O presidente Néstor Kirchner não teve alternativa ontem a não ser demitir o mais polêmico -mas também o mais útil- dos membros de seu governo, o líder piqueteiro Luis D'Elía, que era o subsecretário de Terras, e que, anteontem, saiu em defesa do Irã, dizendo que os EUA e Israel manipulam a Justiça argentina para levar ao rompimento das relações entre os dois países.
O episódio, comemorado pela oposição, que enxerga um enfraquecimento do poder "bélico" de Kirchner sem D'Elía, ocorre após a Justiça argentina determinar a captura internacional de nove iranianos -entre eles o ex-presidente Ali Akbar Rafsanjani (1989-1997).
A ordem, que deu início a uma troca de farpas da Argentina com o Irã, está baseada no suposto envolvimento dos então governantes daquele país e de membros do Hizbollah, grupo xiita do Líbano, no atentado a bomba na sede da Amia (Associação Mutual Israelense Argentina), que matou 85 pessoas em Buenos Aires, em 1994.
As declarações do piqueteiro, que anteontem se reuniu com o principal diplomata iraniano na Argentina, criaram enorme mal-estar para Kirchner com a Justiça e com a comunidade judaica argentina, que defende o rompimento do país com o Irã.
O funcionário apresentou uma carta de renúncia, que foi aceita pela Casa Rosada -mas D'Elía não teve escolha. Disse que mantém "excelente relação" com Kirchner e que se orgulha de ter estado no governo.
"Há vários meses os EUA pressionam pela minha renúncia. É um lobby que eles têm feito e que está baseado na prática do terror sobre a qual podem testemunhar o povo do Afeganistão e os palestinos", disse. "Os EUA e Israel pretendem usar um tema doloroso para a Argentina em função de uma política que ameaça a república islâmica e põe em perigo a humanidade."
A Argentina segue pressionando Teerã por uma manifestação oficial sobre as declarações de um promotor iraniano de que seria pedida, como reação à ordem argentina, a captura internacional do promotor argentino do caso Amia, Alberto Nisman, e do ex-juiz do caso, Juan José Galeano.
Considerado o "piqueteiro oficial", D'Elía tem sido uma das principais armas de Kirchner para atacar adversários.
Defensor da expropriação de terras de estrangeiros, liderou em agosto, como subsecretário, a invasão da propriedade do milionário americano Douglas Tompkins na Província de Corrientes.

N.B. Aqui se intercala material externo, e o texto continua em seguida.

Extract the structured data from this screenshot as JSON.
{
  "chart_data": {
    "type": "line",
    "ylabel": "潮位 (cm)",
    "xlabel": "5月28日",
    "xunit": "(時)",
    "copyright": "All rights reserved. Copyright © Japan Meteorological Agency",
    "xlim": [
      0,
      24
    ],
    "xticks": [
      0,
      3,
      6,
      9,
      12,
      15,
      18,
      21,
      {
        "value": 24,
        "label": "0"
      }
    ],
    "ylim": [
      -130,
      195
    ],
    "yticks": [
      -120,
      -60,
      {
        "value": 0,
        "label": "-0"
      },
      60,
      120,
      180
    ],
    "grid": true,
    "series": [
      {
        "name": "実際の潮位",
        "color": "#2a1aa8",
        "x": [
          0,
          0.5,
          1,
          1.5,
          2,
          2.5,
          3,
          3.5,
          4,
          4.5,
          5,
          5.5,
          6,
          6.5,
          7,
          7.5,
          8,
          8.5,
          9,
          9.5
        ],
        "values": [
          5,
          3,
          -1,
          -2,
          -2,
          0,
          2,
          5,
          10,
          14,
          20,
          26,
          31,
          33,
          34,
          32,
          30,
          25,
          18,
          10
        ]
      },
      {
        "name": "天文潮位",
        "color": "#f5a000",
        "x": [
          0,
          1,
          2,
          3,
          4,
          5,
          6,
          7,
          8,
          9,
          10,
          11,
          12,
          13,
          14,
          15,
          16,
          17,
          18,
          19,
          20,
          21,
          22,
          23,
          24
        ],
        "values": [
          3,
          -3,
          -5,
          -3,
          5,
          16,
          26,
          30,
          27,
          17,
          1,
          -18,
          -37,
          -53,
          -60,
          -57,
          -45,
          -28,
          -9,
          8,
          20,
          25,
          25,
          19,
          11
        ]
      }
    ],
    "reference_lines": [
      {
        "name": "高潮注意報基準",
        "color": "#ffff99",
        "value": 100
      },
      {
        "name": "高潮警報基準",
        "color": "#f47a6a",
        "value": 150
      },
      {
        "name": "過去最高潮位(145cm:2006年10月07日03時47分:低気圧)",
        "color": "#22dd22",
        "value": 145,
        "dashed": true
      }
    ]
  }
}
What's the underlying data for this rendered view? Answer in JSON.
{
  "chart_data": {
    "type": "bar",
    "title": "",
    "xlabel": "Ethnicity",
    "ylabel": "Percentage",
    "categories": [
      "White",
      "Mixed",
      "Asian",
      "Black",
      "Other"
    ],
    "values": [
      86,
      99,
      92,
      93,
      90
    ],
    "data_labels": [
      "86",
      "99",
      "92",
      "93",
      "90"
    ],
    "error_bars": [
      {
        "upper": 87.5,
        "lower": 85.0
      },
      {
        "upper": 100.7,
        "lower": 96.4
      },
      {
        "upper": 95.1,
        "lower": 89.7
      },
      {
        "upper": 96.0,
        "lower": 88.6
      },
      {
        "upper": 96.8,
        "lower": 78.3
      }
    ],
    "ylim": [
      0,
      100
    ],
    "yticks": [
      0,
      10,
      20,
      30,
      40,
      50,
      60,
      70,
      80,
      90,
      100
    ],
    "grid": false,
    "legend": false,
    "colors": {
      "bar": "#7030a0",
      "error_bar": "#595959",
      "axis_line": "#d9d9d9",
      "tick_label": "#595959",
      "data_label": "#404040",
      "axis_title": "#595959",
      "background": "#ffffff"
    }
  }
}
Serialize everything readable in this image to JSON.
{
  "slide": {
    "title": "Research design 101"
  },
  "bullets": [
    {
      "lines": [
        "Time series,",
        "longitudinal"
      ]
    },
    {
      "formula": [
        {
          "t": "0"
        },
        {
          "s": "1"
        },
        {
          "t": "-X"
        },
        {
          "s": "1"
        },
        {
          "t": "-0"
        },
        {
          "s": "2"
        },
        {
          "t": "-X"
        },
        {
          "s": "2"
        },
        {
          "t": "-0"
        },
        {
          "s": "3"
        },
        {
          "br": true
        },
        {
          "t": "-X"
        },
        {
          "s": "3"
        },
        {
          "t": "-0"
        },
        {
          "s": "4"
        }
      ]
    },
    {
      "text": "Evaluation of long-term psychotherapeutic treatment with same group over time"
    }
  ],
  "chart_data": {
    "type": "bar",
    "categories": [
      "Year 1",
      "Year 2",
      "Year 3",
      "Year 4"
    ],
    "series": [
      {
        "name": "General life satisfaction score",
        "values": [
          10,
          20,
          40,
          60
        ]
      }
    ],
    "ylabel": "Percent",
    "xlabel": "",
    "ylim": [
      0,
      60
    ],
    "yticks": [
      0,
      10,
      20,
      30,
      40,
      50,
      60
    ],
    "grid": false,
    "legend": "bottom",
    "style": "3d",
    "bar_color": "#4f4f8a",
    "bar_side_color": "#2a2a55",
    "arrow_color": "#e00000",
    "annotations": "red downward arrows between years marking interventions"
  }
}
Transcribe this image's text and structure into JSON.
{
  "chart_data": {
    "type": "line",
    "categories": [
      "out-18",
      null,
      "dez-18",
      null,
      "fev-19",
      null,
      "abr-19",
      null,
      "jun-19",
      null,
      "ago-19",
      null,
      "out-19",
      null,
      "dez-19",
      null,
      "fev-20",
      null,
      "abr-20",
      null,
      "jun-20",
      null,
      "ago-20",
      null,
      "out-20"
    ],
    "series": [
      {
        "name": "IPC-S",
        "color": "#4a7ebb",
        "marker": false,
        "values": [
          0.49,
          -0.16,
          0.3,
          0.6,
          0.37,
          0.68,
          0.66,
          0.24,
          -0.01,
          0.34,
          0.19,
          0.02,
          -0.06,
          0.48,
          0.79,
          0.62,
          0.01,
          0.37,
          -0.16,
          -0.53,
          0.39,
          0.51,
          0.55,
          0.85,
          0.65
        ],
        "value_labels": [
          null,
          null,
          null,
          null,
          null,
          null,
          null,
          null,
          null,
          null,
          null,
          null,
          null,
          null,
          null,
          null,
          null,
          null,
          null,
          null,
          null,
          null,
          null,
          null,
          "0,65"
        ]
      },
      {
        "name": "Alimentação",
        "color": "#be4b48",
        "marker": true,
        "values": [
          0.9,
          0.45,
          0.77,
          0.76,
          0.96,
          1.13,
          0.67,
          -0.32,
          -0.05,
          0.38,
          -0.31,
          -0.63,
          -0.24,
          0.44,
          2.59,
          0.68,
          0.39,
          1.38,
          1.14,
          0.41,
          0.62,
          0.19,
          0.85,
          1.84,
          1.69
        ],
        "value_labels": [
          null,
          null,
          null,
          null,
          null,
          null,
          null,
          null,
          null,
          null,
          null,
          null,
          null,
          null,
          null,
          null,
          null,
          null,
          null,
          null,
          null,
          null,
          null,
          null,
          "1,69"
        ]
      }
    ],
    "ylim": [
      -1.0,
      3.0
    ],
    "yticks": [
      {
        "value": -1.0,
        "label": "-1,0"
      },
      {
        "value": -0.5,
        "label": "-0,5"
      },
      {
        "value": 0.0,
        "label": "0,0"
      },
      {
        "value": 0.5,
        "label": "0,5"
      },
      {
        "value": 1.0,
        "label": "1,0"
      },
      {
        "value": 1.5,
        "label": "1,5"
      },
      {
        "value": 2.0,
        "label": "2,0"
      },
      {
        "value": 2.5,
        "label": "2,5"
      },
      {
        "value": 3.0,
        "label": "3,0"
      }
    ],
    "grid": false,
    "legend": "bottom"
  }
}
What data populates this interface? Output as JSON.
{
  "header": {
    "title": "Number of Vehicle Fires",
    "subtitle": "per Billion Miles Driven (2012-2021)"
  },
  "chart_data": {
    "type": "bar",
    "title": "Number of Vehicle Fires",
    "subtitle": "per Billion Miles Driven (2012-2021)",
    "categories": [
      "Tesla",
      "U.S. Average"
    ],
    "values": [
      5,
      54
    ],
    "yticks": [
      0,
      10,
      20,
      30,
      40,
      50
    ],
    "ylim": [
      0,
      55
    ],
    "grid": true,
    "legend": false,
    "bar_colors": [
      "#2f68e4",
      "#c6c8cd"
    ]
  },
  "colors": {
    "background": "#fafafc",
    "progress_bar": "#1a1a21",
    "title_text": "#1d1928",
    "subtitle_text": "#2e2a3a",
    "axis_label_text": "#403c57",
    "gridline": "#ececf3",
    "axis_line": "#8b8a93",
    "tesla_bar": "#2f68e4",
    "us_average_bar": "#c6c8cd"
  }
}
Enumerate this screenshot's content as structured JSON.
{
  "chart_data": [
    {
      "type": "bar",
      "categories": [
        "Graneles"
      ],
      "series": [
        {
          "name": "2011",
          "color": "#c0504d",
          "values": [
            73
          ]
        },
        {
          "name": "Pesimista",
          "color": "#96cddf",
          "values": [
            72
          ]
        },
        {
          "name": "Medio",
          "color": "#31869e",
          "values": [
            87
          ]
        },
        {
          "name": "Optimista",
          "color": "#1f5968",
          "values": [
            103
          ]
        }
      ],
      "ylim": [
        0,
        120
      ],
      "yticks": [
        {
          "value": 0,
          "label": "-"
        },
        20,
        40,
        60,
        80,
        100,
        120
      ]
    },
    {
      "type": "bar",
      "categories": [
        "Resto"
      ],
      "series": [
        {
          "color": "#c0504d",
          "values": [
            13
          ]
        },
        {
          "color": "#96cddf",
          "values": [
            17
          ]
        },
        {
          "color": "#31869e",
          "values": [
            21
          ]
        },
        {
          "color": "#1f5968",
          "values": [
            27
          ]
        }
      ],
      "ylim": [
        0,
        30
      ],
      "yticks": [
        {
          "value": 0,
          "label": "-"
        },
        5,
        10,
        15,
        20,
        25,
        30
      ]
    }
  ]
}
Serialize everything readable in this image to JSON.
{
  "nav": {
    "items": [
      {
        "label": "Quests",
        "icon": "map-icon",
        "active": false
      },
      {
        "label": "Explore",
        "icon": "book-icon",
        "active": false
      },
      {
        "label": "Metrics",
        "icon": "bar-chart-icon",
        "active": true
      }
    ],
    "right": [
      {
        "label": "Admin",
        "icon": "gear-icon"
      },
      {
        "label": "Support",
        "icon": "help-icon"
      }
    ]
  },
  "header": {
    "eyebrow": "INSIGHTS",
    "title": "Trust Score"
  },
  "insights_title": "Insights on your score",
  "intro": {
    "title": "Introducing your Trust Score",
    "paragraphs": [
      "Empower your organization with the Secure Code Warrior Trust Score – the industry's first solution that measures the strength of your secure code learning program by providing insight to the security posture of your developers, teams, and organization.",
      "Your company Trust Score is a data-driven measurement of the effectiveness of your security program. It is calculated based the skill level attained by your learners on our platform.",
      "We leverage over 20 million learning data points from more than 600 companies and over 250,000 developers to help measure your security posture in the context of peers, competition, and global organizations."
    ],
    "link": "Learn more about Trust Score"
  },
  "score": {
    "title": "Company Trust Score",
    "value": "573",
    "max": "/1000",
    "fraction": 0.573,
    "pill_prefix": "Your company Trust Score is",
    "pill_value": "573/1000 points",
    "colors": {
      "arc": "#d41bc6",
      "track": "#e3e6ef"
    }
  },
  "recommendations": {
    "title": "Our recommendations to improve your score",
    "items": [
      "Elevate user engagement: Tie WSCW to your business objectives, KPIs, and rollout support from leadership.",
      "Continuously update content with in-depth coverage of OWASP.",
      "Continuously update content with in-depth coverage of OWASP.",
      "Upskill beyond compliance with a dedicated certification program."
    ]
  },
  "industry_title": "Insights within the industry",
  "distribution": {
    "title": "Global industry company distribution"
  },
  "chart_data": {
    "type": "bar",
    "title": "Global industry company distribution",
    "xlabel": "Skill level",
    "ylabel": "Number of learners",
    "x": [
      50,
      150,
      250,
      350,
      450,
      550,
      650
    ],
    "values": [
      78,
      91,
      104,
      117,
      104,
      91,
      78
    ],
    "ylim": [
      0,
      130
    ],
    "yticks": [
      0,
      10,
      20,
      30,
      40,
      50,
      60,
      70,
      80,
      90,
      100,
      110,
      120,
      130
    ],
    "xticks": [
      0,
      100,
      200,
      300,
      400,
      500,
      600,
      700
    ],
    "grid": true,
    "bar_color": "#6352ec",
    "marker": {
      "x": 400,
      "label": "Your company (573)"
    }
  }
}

O governo se aproveitava dos arroubos antiamericanos do funcionário para mostrar que não estava alinhado ao "imperialismo" dos EUA.
O piqueteiro, que tem interlocutores em Cuba, na Venezuela e no PT brasileiro, já havia gerado outras saias justas para o governo. Para analistas, o presidente avaliava que D'Elía vinha se tornando "perigoso" demais.
Maior realizador das "contramarchas" (manifestações que se tornaram rotineiras na Argentina como reação a protestos), D'Elía garantia platéia para qualquer palanque do oficialismo. Soldado leal, tornou-se uma pedra no sapato do ex-presidente Eduardo Duhalde, desafeto de Kirchner, e agia para conter o avanço da popularidade de Juan Carlos Blumberg, engenheiro que teve o filho assassinado e que ganhou visibilidade como crítico do governo.